On Fri, 15 Oct 2004 13:08:50 -0400, Pete <peteal at sympatico_ca> wrote:
> <The malodorous stuff is often a sign of the so-called
> <blue-green algae, aka BGA, which is a cyanobacteria that
> <can spread quickly, had an unattractive odor and will grow
> <on top of other alagae. BGA usually has a more blue-green
> <color than the green dust that grows on the glass. Once it
> <gets going it tends to spread like a film and the "film"
> <can be lifted and pulled away for whatever solid object it
> <is holding onto.
> <While diff algae have diff odors, BGA is noticeably
> <unlikable as an olfactory experience.
> <You didn't mention potassium other than what's in the trace
> <mix. I would add potassium (potassium sulfate), about as
> <much as the nitrates you are adding, just on GPs.
> Yeah, I was thinking it might be BGA. When really thick and scraped off
> with a razor it had a sliminess and clumped together.
> Doesn't grow everywhere like other BGA explosions I've seen posted though.
> Yep I do add potassium and some magnesium, both from the same hydroponic
> fertilizer source (all seperate doses)
> <If the growth is just the ordinary green dust that grows on
> <the glass, you probably have too much nitrate for the
> <amount of phosphate and potassium in the water. If there is
> <too little of one or both of the others, then the plants
> <are not able to use up all of the nitrates, which is a
> <condition the green dust algae seems to relish. It would be
> <worth checking if you have a good quality kit (e.g.,
> <SeaChem or LaMotte) that can measure nitrates in increments
> <less than 10 ppm. If the nitrate is too high, back down on
> <the nitrate dosing or up the dosing on the others to get a
> <ratio roughly 1:10:20 ppm for phosphates, nitrates,
> <potassium, respectively. Also, 1:10:20 is a good target for
> <levels of those macro nutrients.
> Can never find those kits, the Hagen/Nutrafin kits seem to have replaced
> everything. Not bad themselves (well made at least and consistant) but it's
> only in 5-10-20-50 steps with the 5-10 being the only easy comparison.

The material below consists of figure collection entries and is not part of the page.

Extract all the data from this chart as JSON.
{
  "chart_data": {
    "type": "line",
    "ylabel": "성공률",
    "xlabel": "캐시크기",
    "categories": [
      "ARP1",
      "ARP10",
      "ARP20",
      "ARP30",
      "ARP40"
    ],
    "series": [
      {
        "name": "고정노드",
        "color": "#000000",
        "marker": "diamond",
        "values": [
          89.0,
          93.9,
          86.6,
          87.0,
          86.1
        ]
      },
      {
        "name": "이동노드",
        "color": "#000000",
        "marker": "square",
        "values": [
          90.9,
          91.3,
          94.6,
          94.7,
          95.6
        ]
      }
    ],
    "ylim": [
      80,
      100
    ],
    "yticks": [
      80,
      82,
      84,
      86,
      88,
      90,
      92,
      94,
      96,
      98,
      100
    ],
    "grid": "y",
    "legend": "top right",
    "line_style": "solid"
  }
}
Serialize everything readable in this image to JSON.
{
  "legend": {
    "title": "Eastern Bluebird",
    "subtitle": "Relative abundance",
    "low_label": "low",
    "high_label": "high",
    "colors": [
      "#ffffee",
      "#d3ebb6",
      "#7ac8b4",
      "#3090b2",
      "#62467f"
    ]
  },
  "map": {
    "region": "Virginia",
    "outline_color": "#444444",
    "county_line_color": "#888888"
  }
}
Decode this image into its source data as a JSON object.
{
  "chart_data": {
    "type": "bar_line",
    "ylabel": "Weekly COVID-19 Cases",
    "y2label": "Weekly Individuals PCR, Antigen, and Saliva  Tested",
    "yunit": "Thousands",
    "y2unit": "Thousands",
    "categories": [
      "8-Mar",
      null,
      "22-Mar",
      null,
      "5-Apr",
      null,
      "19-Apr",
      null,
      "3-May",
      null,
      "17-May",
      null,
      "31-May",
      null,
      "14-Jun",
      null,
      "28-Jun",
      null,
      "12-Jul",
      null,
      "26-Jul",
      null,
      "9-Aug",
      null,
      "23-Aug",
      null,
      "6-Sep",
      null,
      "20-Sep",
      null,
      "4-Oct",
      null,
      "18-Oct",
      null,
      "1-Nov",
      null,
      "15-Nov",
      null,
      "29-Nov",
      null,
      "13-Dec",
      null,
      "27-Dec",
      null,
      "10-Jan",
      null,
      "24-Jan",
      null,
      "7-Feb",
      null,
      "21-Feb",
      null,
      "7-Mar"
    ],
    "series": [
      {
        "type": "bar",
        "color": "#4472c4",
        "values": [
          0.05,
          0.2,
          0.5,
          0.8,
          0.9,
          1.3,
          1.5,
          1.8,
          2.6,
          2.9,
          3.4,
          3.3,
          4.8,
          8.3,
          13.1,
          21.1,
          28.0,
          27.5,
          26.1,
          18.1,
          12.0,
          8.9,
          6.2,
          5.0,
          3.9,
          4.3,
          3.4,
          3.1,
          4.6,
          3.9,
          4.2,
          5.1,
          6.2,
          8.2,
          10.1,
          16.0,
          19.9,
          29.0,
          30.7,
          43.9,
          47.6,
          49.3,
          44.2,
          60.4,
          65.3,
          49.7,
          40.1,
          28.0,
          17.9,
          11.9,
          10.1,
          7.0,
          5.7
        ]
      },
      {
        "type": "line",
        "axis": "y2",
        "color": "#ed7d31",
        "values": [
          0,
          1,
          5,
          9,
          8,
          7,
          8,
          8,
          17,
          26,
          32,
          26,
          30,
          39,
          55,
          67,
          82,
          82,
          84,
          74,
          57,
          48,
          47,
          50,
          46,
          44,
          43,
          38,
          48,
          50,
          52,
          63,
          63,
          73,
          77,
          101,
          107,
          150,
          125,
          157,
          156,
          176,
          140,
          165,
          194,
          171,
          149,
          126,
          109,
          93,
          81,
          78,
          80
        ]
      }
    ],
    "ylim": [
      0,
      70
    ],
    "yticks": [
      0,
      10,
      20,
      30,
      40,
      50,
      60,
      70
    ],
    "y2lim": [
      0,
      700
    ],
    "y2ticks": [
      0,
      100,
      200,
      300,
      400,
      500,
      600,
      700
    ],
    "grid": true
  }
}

> Don't have a potasium kit, that's hard to find. Just did a test and nitrates
> are between 5-10 (It's hard to keep those steady as the plants just suck it
> up :P ). Phosp is around 2 (another Nutrafin/Hagen hard to read due to
> close colours test kit), I gave it a double initial dose after the last
> water change to try something different. Might have helped as this week
> it's not so bad.
> <It's a good idea to manually clean up as much of the algae
> <as you can just before each water change. Brushing or
> <scraping doesn't remove what is brushed or scraped from the
> <aquarium; it merely moves it off of the glass. But to the
> <extent that it becomes waterborne for a while, some of it
> <can be sucked out with a water change or get an opportunity
> <to ride the UV express ;-) . Scraping alone is good for
> <cleaning the glass but it doesn't have much to do with how
> <much algae in your aquarium. Balanced nutrients and lush
> <plants seem the best thing for limiting algae growth.
> Yeah, been scraping and cleaning as much as possible before every water
> change. A little hard for all the glass behind the plants (ticks my fish off
> too). I've been combining this with putting the UV on after
> a change/cleaning also but I don't want to run it too long as I find it
> seems to suck the iron (I think) out of the water. If I run it for more than
> 4 days my fast growing stem plant (a cabomba like plant) goes mutant and new
> leaves are twisted. Still one of the most useful things I've brought for
> the aquarium ;-)
> Thanks for the thoughts, looks like I'll keep the phosphates boosted and
> keep up the cleaning/waterchanges and see what happens.